至于半夜的时候伍安兰打电话来找伍苇核实拿户口本的事情不提,她挂了电话缩回被窝里,欧阳北直接张开双臂抱着她,迷迷糊糊道,“睡吧,别操心。”
两人在暴风雨后,互相分享着对方的体温,过了一个还算祥和的夜晚。
次日一早,伍苇早早起来给自己找了套端庄的衣服,画了一个端正的妆容。搞定自己后准备约车去民政局,拿起手机却发现居然收到了那小号的一条回信,只是一个很简单的笑脸而已。
她看着那笑脸琢磨了半晌,这狗腿子是什么意思?她立刻回拨,那边依然是盲音。她不信邪了,轮流拨打他杭城和海城的公号,结果杭城的不通海城的通。只不过海城的被挂断了,回了一个短信,“大姐,我昨儿通宵,饶了我吧?行不?”
伍苇嘟着嘴巴想和他怼一下,结果欧阳北在外面叫道,“你别叫车了,有人来接我们的。

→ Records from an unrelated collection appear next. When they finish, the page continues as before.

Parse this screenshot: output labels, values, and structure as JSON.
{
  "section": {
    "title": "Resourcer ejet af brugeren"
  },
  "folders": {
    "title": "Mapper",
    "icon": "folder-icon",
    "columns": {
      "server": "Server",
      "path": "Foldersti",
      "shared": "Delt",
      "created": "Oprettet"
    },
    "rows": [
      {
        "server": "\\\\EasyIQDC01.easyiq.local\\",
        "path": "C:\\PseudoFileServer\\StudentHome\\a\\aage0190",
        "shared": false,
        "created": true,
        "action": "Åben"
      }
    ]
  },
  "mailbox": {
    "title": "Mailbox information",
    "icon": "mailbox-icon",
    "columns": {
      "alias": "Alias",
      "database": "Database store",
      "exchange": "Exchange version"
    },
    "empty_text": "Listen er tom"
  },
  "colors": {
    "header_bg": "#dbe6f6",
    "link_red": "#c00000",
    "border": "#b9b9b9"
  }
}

”
她只好放弃,探头出去,“谁来接?”
欧阳北不知道从哪里弄了套西服穿上,额头上的纱布很不顺眼,正站在镜子面前摆弄。
“卫东刚来给我送东西了,现在在楼下等。”
这个名字伍苇有印象,上次来海城的时候,两个人精穷。欧阳北四处电话找人救济,结果就有这么一个叫卫东的人主动给了他十万块钱。没想到他手脚麻利,居然就把人给搞自己手下来干活了。
“你——”她疑惑,“有钱给他开工资吗?”
公司里给她发了一次工资,虽然金额可观,但她还没来得及转钱给欧阳北应付他的开销。
欧阳北冲她笑一笑,没回答。
两人下楼,果然有一辆黑色的大车等在酒店门口,司机是一个看起来极其年轻的小伙子。他五官只是端正而已,但眼睛很黑很亮,给人的第一印象很精悍。他见人下来,立刻下车,恭恭敬敬绕车跑一圈,打开车后座的门等待两人坐进去。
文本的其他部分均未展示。